The sugar content of honey causes it to retain water. If you’ve ever felt bloated after too much sugar, you know how powerful this effect can be! But applying honey topically means that your skin will stay hydrated and healthy rather than parched and puffy. You can wash your face with diluted honey then follow up with your normal moisturizer. This will supercharge the moisturizer’s effects, making sure your skin draws in and retains all the hydrating ingredients you’re giving it.

How to Make a Mask

If you’d like to maximize the benefits of your Manuka honey investment, you can use it as a mask. Applying – and removing – Manuka honey is easier than you might expect. So if you’d like, you can simply try it on its own. Or, you can mix it with a few other skin-nourishing ingredients. Here’s a recipe I like:

Combine 1 teaspoon of full-fat Greek yogurt, 1 teaspoon of Manuka honey, 1 to 2 drops of tea tree essential oil, and ½ teaspoon of turmeric powder. Stir until smooth. Once you’ve applied it to your skin, wash your hands right away, as the turmeric can stain. You’ll also want to wear an old t-shirt to ensure you don’t stain your clothes.

Rinse the mask off after 20 minutes. If it’s gotten too stiff, you can massage an extra teaspoon of yogurt onto your face to loosen it first. After you’ve removed the mask and rinsed your face, try running an ice cube over your skin to shrink the appearance of your pores. Then top it all off with moisturizer.

The addition of tea tree oil will help combat acne. Turmeric supplies antioxidants. And yogurt will partner with the honey to soothe and hydrate your skin. Tea tree oil and turmeric are powerful ingredients. So be sure you stick to the recipe. Too much oil will irritate your skin. And excess turmeric will stain. Yes, you want your skin to glow. But a bright yellow-orange hue probably isn’t quite what you had in mind!

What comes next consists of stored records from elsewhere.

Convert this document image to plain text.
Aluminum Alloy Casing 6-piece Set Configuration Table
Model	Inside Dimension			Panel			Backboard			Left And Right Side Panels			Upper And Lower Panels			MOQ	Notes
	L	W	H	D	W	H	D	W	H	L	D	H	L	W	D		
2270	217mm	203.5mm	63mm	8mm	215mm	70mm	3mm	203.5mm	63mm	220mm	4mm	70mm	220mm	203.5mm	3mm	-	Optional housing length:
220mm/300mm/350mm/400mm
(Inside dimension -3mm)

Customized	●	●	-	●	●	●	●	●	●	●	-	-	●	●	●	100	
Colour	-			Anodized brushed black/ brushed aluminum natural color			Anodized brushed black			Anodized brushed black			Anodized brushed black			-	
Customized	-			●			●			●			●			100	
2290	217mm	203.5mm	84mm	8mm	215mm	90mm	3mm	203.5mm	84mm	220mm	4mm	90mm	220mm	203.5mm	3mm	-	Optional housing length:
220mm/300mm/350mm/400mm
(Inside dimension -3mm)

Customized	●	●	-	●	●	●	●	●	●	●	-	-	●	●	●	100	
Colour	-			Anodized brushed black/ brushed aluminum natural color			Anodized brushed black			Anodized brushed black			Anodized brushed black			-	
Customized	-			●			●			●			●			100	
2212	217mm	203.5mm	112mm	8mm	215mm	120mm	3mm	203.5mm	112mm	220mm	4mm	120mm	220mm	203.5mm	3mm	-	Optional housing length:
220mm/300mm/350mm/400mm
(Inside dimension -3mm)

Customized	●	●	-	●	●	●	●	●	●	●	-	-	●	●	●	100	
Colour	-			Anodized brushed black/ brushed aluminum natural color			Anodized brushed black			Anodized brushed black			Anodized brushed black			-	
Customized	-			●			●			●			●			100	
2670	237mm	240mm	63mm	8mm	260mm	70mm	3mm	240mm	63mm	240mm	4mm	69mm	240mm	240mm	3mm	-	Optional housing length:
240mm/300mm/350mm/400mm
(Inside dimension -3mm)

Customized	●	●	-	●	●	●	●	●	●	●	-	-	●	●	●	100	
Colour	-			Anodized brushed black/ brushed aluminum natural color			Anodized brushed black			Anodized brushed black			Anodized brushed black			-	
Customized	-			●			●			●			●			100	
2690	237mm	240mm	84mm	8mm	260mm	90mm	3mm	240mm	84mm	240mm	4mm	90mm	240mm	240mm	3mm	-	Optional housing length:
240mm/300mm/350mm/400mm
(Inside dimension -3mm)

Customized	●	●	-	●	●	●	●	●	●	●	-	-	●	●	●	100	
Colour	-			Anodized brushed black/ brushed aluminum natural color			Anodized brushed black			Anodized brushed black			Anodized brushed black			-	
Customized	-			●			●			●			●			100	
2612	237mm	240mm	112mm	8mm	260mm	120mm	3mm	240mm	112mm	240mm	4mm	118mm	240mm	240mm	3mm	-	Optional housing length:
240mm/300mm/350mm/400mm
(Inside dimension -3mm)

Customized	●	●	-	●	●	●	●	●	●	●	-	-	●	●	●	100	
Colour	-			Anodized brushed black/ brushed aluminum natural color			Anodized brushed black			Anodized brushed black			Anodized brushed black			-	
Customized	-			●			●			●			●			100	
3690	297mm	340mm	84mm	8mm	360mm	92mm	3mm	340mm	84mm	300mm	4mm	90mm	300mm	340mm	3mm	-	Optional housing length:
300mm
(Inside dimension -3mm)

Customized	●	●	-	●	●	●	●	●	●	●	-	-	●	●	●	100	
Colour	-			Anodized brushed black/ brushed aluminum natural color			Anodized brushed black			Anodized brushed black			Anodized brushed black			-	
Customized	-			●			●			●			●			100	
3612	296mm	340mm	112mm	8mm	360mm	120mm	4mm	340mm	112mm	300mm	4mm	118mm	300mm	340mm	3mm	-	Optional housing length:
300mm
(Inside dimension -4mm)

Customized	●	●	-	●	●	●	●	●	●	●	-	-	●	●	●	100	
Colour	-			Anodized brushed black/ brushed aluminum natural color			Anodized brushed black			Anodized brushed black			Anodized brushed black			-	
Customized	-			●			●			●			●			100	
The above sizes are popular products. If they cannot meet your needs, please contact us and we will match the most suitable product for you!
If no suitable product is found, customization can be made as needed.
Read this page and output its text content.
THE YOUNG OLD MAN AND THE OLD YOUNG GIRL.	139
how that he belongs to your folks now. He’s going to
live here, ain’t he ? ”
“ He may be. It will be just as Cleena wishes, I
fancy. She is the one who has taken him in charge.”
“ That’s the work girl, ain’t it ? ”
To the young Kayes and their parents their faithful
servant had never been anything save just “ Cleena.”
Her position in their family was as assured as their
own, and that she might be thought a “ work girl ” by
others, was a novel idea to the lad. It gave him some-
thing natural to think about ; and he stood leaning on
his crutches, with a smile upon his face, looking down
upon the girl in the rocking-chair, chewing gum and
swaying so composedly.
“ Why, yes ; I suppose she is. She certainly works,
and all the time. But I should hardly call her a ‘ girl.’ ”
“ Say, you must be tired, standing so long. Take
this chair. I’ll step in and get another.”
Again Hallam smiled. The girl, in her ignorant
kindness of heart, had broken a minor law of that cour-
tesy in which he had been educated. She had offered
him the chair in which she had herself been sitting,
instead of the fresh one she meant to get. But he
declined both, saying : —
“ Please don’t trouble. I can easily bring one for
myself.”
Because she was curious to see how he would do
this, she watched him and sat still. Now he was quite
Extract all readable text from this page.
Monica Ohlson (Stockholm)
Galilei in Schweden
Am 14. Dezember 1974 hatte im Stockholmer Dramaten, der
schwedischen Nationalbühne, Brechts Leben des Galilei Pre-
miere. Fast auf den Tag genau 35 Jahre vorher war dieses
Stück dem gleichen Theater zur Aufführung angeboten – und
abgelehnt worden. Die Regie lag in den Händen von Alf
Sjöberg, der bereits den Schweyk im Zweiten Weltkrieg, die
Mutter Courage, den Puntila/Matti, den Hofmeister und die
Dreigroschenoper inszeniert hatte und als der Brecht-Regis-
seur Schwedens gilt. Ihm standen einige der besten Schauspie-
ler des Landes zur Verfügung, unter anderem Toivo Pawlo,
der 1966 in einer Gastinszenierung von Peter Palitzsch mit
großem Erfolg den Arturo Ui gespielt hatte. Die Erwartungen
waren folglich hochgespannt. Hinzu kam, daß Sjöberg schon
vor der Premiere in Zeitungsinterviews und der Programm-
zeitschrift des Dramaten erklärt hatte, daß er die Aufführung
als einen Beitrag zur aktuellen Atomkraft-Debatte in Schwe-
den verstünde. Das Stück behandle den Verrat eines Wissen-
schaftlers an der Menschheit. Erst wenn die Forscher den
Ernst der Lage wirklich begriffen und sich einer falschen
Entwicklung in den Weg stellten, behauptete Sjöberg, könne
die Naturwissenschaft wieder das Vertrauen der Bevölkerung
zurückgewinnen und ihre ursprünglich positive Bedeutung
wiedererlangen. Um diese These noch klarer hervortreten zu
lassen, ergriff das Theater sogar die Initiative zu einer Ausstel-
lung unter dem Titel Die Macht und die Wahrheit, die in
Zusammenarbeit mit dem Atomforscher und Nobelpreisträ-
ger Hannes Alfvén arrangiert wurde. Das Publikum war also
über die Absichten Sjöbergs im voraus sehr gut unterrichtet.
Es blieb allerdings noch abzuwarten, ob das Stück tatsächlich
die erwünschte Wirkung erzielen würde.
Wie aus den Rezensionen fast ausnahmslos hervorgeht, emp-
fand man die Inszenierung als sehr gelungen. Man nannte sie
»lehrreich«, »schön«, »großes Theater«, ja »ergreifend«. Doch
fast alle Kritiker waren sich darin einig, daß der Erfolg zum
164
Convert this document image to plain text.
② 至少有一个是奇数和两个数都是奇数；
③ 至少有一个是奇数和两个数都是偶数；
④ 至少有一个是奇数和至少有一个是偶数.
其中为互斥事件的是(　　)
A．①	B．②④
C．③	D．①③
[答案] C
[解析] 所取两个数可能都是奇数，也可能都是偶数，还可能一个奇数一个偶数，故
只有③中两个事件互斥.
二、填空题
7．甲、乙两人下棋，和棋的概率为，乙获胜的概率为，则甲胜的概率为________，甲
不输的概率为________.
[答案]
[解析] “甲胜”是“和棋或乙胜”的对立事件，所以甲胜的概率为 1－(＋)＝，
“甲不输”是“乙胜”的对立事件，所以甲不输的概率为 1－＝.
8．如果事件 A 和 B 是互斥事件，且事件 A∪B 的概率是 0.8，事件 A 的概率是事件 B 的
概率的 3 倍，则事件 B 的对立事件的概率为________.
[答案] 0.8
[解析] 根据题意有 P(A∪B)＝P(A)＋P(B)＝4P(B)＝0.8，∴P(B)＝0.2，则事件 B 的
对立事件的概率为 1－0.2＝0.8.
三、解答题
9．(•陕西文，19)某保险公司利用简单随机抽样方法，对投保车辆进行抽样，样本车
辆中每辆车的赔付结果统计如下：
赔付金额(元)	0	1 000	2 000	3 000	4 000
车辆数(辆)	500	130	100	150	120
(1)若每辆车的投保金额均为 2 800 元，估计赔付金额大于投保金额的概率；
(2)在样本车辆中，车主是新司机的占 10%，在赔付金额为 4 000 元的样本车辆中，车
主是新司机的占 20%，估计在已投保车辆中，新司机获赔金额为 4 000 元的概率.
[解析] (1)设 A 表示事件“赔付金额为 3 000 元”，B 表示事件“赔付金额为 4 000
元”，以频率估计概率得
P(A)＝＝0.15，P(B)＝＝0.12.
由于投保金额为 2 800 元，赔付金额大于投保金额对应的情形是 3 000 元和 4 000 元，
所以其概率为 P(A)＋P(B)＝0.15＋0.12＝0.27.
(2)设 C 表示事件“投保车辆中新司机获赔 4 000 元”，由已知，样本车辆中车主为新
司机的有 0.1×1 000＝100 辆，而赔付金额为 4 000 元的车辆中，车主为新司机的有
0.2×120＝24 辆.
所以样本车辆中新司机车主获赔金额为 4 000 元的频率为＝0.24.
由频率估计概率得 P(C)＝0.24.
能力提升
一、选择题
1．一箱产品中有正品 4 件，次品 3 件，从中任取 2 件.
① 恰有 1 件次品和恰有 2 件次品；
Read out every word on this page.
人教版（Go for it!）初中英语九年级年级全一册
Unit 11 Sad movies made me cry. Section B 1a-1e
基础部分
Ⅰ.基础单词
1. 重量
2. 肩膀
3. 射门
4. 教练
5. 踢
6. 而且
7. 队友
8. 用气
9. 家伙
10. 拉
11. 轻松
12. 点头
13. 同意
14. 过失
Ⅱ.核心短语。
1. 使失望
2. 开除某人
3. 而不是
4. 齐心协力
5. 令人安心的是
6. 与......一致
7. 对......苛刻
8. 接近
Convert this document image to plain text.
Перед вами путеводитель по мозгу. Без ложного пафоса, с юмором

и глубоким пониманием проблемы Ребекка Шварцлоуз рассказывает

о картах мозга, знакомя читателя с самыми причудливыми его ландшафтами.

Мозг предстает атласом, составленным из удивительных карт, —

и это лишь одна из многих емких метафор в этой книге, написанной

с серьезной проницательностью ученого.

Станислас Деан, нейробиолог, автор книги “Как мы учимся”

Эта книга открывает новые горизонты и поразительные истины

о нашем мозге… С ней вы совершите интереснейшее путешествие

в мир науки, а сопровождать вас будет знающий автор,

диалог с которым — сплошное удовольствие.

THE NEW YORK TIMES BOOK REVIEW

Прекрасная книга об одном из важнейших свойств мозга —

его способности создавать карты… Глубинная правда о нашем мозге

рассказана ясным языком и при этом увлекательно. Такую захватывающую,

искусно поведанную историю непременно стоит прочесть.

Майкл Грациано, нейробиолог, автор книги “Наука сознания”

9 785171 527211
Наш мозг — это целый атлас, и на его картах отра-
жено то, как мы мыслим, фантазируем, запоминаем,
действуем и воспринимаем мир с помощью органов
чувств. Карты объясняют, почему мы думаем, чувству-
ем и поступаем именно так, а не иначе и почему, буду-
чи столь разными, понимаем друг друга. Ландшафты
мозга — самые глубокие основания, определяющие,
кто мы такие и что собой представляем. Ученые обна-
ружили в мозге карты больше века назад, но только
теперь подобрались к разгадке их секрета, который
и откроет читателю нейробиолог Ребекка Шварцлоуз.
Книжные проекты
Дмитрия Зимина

When you buy Manuka honey, look for a UMF rating of at least 15. Some producers use what’s called an MGO ranking system instead. That’s ok – just look for one that’s ranked at 250 or higher. And try to find raw honey to ensure you’re getting maximum antioxidant effects. I know it might seem expensive when you compare it to your groceries. But if you think of it as a skincare product, not a sweetener, it’s a lot more reasonable.

Of course, you can use Manuka honey as a sweetener if you want to. It’s a much better choice than the refined white stuff. But you still need to use it sparingly. Sugar is sugar once you ingest it. And you don’t want to spend extra time in the kitchen making masks just to undo the skin damage you created the last time you were, well, in the kitchen. Continue to eat a healthy, low-sugar diet and see how sweet it can be to use honey on your skin.